Hong Kong budget conservative yet practical amid economic uncertainty and reduced government revenue
Published: 27 February 2019
Today, Hong Kong's Financial Secretary Paul Chan delivered a conservative, practical budget that manages public finances in response to reduced government revenue and prepares Hong Kong for emerging economic uncertainties.
Hong Kong continues to invest substantially in innovation and technology development, and offers short-term relief measures, albeit at a reduced scale, for citizens. If economic challenges continue to intensify, the government might start to face pressure to spend its fiscal reserves. This means it needs to adopt an approach that strikes a balance between investing for the future and adhering to its long-held principle of fiscal prudence.
"The likely resolution of US-China trade talks has removed a major overhang for regional asset markets. As a result, much improved sentiment coupled with the US Fed's much less hawkish stance have further fueled rallies in equity and property markets," says Deloitte China Chief Economist Sitao Xu.
"Such a relatively favorable macro backdrop should bring social issues to the fore. The Hong Kong SAR government is still in a good fiscal position, and is able to use fiscal levers to help SMEs and even jumpstart certain sectors like fintech. This will help strengthen Hong Kong's role as a leading financial center."
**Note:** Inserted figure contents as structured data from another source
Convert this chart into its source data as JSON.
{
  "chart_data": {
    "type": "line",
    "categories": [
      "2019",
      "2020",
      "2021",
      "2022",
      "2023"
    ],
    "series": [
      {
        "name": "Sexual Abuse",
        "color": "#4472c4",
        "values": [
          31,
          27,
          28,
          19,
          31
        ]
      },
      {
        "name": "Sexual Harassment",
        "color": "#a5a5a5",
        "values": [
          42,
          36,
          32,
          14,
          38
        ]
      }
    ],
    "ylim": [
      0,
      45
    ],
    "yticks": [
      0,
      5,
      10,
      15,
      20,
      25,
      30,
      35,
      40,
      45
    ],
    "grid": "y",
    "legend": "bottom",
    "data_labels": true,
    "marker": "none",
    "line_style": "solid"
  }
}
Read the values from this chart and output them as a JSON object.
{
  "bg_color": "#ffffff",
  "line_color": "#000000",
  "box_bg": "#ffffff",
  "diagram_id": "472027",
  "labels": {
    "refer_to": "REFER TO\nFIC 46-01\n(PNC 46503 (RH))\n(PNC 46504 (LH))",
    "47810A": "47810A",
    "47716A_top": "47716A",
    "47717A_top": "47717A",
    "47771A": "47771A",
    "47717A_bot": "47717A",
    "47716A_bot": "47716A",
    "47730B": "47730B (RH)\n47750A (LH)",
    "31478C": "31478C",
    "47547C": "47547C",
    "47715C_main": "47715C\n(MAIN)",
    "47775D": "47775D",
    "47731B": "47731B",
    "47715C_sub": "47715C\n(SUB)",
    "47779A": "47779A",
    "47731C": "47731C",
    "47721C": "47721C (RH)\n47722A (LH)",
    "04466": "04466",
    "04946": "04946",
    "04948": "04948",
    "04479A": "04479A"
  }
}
Deloitte China Tax Partner Sarah Chan adds: "It is understandable, given economic uncertainties, that the Financial Secretary adopted a relatively conservative tone in his third budget. The government has not taken on board our proposed measures to support the middle class and the business community. Also, we did not expect the government to reduce the scale of short-term relief measures for citizens, for instance by reducing the tax reduction ceiling to HKD20,000 from the previous financial year's HKD30,000."
Chan worries that the government could be forced to consume its fiscal reserves if there is no improvement in the global economy. To ensure the long term health of its financial position, the government should reconsider reviewing the exisiting tax regime and exploring new revenue sources, she believes. The government forecasts a surplus of HKD16.8 billion for 2019/20, which includes a Housing Reserve of HKD20.6 billion for the same fiscal year. In other words, it would be facing a deficit without the Housing Reserve.
"It is also important for the government to take more concrete steps to drive technology development, support Hong Kong in seizing new opportunities in the Greater Bay Area and strengthen our competitiveness to thrive in Asian markets."
Deloitte welcomes the government's determination to invest in innovation and technology, which are pivotal to driving Hong Kong's economic diversification and raising its competitiveness to seize opportunities in the digital era. The government has set aside HKD16 billion for universities to enhance campus facilities, particularly for research and development. It will also inject HKD20 billion into the Research Endowment Fund of the Research Grants Council under the University Grants Committee to provide research funding.
The government continues to strive to address the long term, thorny problem of housing in Hong Kong. It will set aside HKD22 billion to implement the first batch of government projects under the "single site, multiple use" initiative. Separately, it will allocate another HKD2 billion to support NGOs' construction of transitional housing.
"There was a dearth of comprehensive housing measures. However, we should applaud the government for respecting the public's view that keeping the Housing Reserve outside fiscal reserves may not fully reflect its financial position. The Financial Secretary agreed to bring the Housing Reserve back into fiscal reserves, and earmarked the same amount in fiscal reserves for public housing development to demonstrate the Government's commitment, " concludes Deloitte China Tax Director Alfred Chan.